Unser Glaube an Gott, den Schöpfer „aller sichtbaren und unsichtbaren Dinge“, umfasst auch die Überzeugung von der Existenz geistiger Wesen, die wir Engel nennen. Als reine Geister sind diese von Anfang an dazu berufen, die Wahrheit noch vollkommener als der Mensch zu erkennen und die erkannte Wahrheit zu lieben. Die Liebe und Annahme der Wahrheit aber ist ein Akt des freien Willens. Auch die Engel sind vor eine Entscheidung gestellt. Sie haben die Möglichkeit der freien Wahl und somit auch die Möglichkeit der Ablehnung und der Rebellion gegen den Schöpfer. In der Tat bezeugt uns die Offenbarung deutlich, dass die Welt der reinen Geister aufgrund einer unterschiedlichen endgültigen Entscheidung geteilt ist in gute und böse Geistwesen. Ihre Entscheidung betraf vor allem Gott selbst. Die guten Geister wählten Gott als ihr höchstes und endgültiges Gut und wandten sich ihm mit der ganzen inneren Kraft ihrer Freiheit und Liebe zu. Die anderen hingegen wandten sich von Gott im Gegensatz zur erkannten Wahrheit endgültig ab, geblendet von einem falschen Verständnis ihrer eigenen Selbstständigkeit, von Abneigung und von Hass gegen Gott, ihren Schöpfer und Herrn. Sie weigerten sich, am Aufbau des Reiches Gottes in der Welt mitzuarbeiten; dem göttlichen Gebot der Unterordnung und des Gehorsams versagten sie ihre Gefolgschaft. Sie wollen nicht dienen, sondern selbst herrschen. Satan, wie dieser böse Geist heißt, will sein eigenes Reich errichten und wird fortan zum ersten Gegner Gottes. Es bewahrheitet sich in der Rebellion und in der Sünde Satans, was wir im Buch Tobit lesen: „Der Stolz führt ins Verderben“ (Tob 4,13).

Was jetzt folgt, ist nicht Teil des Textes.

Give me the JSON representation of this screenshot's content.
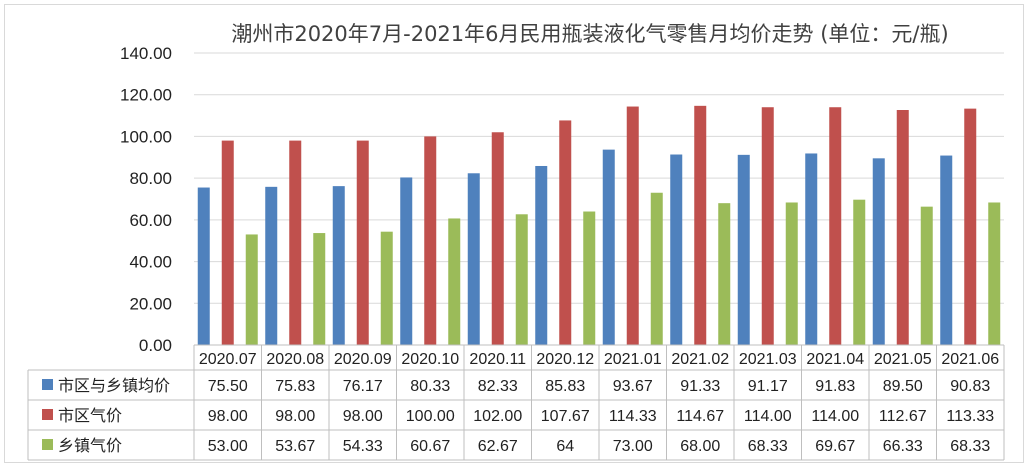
{
  "chart_data": {
    "type": "bar",
    "title": "潮州市2020年7月-2021年6月民用瓶装液化气零售月均价走势 (单位：元/瓶)",
    "categories": [
      "2020.07",
      "2020.08",
      "2020.09",
      "2020.10",
      "2020.11",
      "2020.12",
      "2021.01",
      "2021.02",
      "2021.03",
      "2021.04",
      "2021.05",
      "2021.06"
    ],
    "ylim": [
      0,
      140
    ],
    "yticks": [
      "0.00",
      "20.00",
      "40.00",
      "60.00",
      "80.00",
      "100.00",
      "120.00",
      "140.00"
    ],
    "grid": true,
    "legend": "data-table",
    "series": [
      {
        "name": "市区与乡镇均价",
        "color": "#4f81bd",
        "values": [
          75.5,
          75.83,
          76.17,
          80.33,
          82.33,
          85.83,
          93.67,
          91.33,
          91.17,
          91.83,
          89.5,
          90.83
        ],
        "labels": [
          "75.50",
          "75.83",
          "76.17",
          "80.33",
          "82.33",
          "85.83",
          "93.67",
          "91.33",
          "91.17",
          "91.83",
          "89.50",
          "90.83"
        ]
      },
      {
        "name": "市区气价",
        "color": "#c0504d",
        "values": [
          98.0,
          98.0,
          98.0,
          100.0,
          102.0,
          107.67,
          114.33,
          114.67,
          114.0,
          114.0,
          112.67,
          113.33
        ],
        "labels": [
          "98.00",
          "98.00",
          "98.00",
          "100.00",
          "102.00",
          "107.67",
          "114.33",
          "114.67",
          "114.00",
          "114.00",
          "112.67",
          "113.33"
        ]
      },
      {
        "name": "乡镇气价",
        "color": "#9bbb59",
        "values": [
          53.0,
          53.67,
          54.33,
          60.67,
          62.67,
          64,
          73.0,
          68.0,
          68.33,
          69.67,
          66.33,
          68.33
        ],
        "labels": [
          "53.00",
          "53.67",
          "54.33",
          "60.67",
          "62.67",
          "64",
          "73.00",
          "68.00",
          "68.33",
          "69.67",
          "66.33",
          "68.33"
        ]
      }
    ]
  }
}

Mit dieser kurzen wöchentlichen Glaubenskatechese grüße ich alle anwesenden Besucher und Pilger deutscher Sprache. Ich freue mich über eure Teilnahme an dieser Audienz und erbitte euch aus diesem Erlebnis weltweiter kirchlicher Gemeinschaft Festigung eures Glaubens und eurer Liebe zur Kirche Jesu Christi. Die jetzige Ferienzeit schenke euch nicht nur körperliche, sondern auch geistige Erholung, wobei ihr euch auch eurer Verantwortung vor Gott wieder neu bewusst werdet. Mögen die Engel des Herrn euch mit ihrem besonderen Schutz begleiten. Von Herzen erteile ich euch und allen, die euch verbunden sind, den Apostolischen Segen.